Le président belge du conseil de l’Union européenne reporte une seconde fois le vote sur la directive sur le devoir de vigilance. Les ambassadeurs des États membres auraient dû se prononcer sur l’accord du trilogue trouvé en décembre le 9 février, puis le 14 février.

Nouveau report du vote sur la directive sur le devoir de vigilance ou CS3D pour Corporate Sustainability Due Diligence Directive. Le vote en Coreper (Comité des représentants permanents du Conseil de l’Union européenne) aurait dû avoir lieu le 9 février 2024, puis le 14 février. Si la date du prochain vote n’est pas renvoyée aux calendes grecques, elle n’a pas encore été fixée. Le sujet de la responsabilité des entreprises et leurs obligations de vigilance à l’égard de toute leur chaîne de valeur est sur la table des instances européennes depuis quatre ans.

Blocage allemand

C’est l’Allemagne qui n’a pas voulu entériner l’accord trouvé en trilogue entre le Parlement européen, le Conseil de l’UE et la Commission européenne en décembre dernier. À défaut de soutien du FDP, troisième parti de la coalition gouvernementale d'Olaf Scholz Manon qui a alerté l’opinion sur les conséquences – bureaucratiques –de la directive sur les PME allemandes faisant le tissu économique du pays, Berlin a annoncé ne pas voter le texte. Manon Aubry, eurodéputée et ancienne porte-parole d’Oxfam, dans un communiqué accuse “la France [qui]a semé la confusion au Conseil de l’Union européenne en demandant la veille du vote des États membres une nouvelle modification du projet de directive sur le devoir de vigilance des entreprises”. La militante écologiste rappelle “le chantage de dernière minute du gouvernement Macron pour obtenir l’exonération du secteur financier”. Selon Raphaël Glucksmann, qui s’exprimait sur X à 16h, le 14 février, c’est l’Italie qui a rejoint la position allemande.  D'autres États membres comme la Finlande ou encore l’Autriche suivent ce courant.

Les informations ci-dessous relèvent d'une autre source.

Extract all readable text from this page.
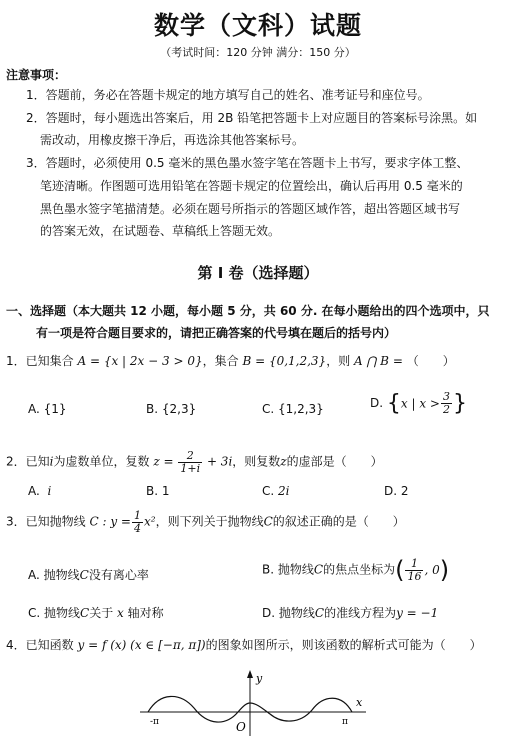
数学（文科）试题
（考试时间：120 分钟 满分：150 分）
注意事项：
1．答题前，务必在答题卡规定的地方填写自己的姓名、准考证号和座位号。
2．答题时，每小题选出答案后，用 2B 铅笔把答题卡上对应题目的答案标号涂黑。如
需改动，用橡皮擦干净后，再选涂其他答案标号。
3．答题时，必须使用 0.5 毫米的黑色墨水签字笔在答题卡上书写，要求字体工整、
笔迹清晰。作图题可选用铅笔在答题卡规定的位置绘出，确认后再用 0.5 毫米的
黑色墨水签字笔描清楚。必须在题号所指示的答题区域作答，超出答题区域书写
的答案无效，在试题卷、草稿纸上答题无效。
第 Ⅰ 卷（选择题）
一、选择题（本大题共 12 小题，每小题 5 分，共 60 分. 在每小题给出的四个选项中，只
有一项是符合题目要求的，请把正确答案的代号填在题后的括号内）
1．已知集合 A = {x | 2x − 3 > 0}，集合 B = {0,1,2,3}，则 A ⋂ B = （　　）
A. {1}	B. {2,3}	C. {1,2,3}	D. {x | $x > \frac{3}{2}$ }
2．已知i为虚数单位，复数 $z = \frac{2}{1+i} + 3i$，则复数z的虚部是（　　）
A. i	B. 1	C. 2i	D. 2
3．已知抛物线 C : $y = \frac{1}{4} x^2$，则下列关于抛物线C的叙述正确的是（　　）
A. 抛物线C没有离心率	B. 抛物线C的焦点坐标为( $\frac{1}{16}$ , 0)
C. 抛物线C关于 x 轴对称	D. 抛物线C的准线方程为y = −1
4．已知函数 y = f (x) (x ∈ [−π, π])的图象如图所示，则该函数的解析式可能为（　　）
y
x
O
-π	π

“Aucune entreprise, quelle que soit sa taille, n’est aujourd’hui réellement en mesure de contrôler l’entièreté de sa chaîne de valeur ou d’activité.”

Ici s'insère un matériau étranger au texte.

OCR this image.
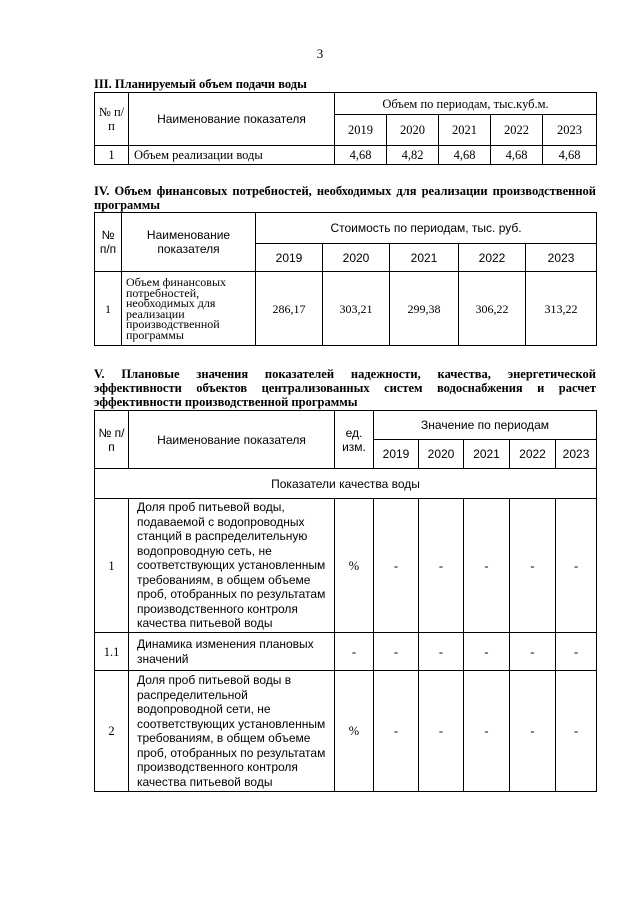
3
III. Планируемый объем подачи воды
№ п/п	Наименование показателя	Объем по периодам, тыс.куб.м.				
		2019	2020	2021	2022	2023
1	Объем реализации воды	4,68	4,82	4,68	4,68	4,68
IV. Объем финансовых потребностей, необходимых для реализации производственной программы
№ п/п	Наименование показателя	Стоимость по периодам, тыс. руб.				
		2019	2020	2021	2022	2023
1	Объем финансовых потребностей, необходимых для реализации производственной программы	286,17	303,21	299,38	306,22	313,22
V. Плановые значения показателей надежности, качества, энергетической эффективности объектов централизованных систем водоснабжения и расчет эффективности производственной программы
№ п/п	Наименование показателя	ед. изм.	Значение по периодам				
			2019	2020	2021	2022	2023
Показатели качества воды							
1	Доля проб питьевой воды, подаваемой с водопроводных станций в распределительную водопроводную сеть, не соответствующих установленным требованиям, в общем объеме проб, отобранных по результатам производственного контроля качества питьевой воды	%	-	-	-	-	-
1.1	Динамика изменения плановых значений	-	-	-	-	-	-
2	Доля проб питьевой воды в распределительной водопроводной сети, не соответствующих установленным требованиям, в общем объеме проб, отобранных по результатам производственного контроля качества питьевой воды	%	-	-	-	-	-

Du côté des entreprises, on s’inquiète de l’arrivée de la directive. Plus ambitieux que la loi française de 2017 sur le sujet, le texte européen exigera de très gros efforts pour les 13 000 sociétés concernées. Le Medef avait déjà exprimé ses inquiétudes : “Aucune entreprise, quelle que soit sa taille, n’est aujourd’hui réellement en mesure de contrôler l’entièreté de sa chaîne de valeur ou d’activité. Les impacts opérationnels et financiers de ce texte sur nos entreprises sont difficilement mesurables et, de ce fait, n’ont pas été sérieusement évalués par une étude d’impact.” Il est rejoint par la confédération des PME (CPME), pour qui la directive européenne sur le devoir de vigilance ne doit pas être adoptée dans sa forme actuelle.

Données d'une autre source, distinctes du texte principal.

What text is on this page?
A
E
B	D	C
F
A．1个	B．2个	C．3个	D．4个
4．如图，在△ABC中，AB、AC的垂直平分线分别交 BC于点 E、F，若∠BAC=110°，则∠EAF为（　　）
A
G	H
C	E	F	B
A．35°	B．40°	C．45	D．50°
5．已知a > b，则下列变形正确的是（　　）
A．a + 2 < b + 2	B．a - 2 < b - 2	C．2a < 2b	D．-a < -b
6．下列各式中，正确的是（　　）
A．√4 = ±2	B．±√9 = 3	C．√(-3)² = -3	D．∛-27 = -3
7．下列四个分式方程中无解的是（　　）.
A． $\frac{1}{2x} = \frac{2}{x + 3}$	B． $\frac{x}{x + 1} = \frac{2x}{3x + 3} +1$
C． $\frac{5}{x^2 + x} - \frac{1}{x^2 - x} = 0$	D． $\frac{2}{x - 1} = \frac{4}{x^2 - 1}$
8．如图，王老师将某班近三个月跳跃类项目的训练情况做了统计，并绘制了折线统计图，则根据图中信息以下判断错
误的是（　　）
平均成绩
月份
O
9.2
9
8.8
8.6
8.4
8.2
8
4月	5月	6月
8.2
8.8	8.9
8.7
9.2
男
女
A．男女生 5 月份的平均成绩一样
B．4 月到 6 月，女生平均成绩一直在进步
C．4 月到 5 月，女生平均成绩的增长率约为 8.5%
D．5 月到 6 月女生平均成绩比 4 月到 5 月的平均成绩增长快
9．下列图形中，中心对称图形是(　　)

Pour être adoptée, la directive doit remporter une majorité de 15 États membres sur 27, représentant au moins 65 % de la population de l’Union européenne. Les défenseurs du texte s’inquiètent par ailleurs des élections européennes de juin prochain et, pour les Français, des sondages récents qui placent en pole position des intentions de vote le Rassemblement national. Qui a voté contre le texte au Parlement européen en juin 2023. Dans une tribune publiée dans Libération le 17 février 2024, des personnalités comme l'ex-ministre Corinne Lepage, l'eurodéputées Marie Toussaint, les avocats Sébastien Mabile et François de Cambiaire, alertent sur les risques du recul de l'Union par rapport à ce texte dont “l’adoption (...) constituerait un immense pas en avant dans la reprise en main de notre économie”, appellent les 27 États membres à “assumer leur responsabilité”, et invoquent un “enjeu de civilisation”.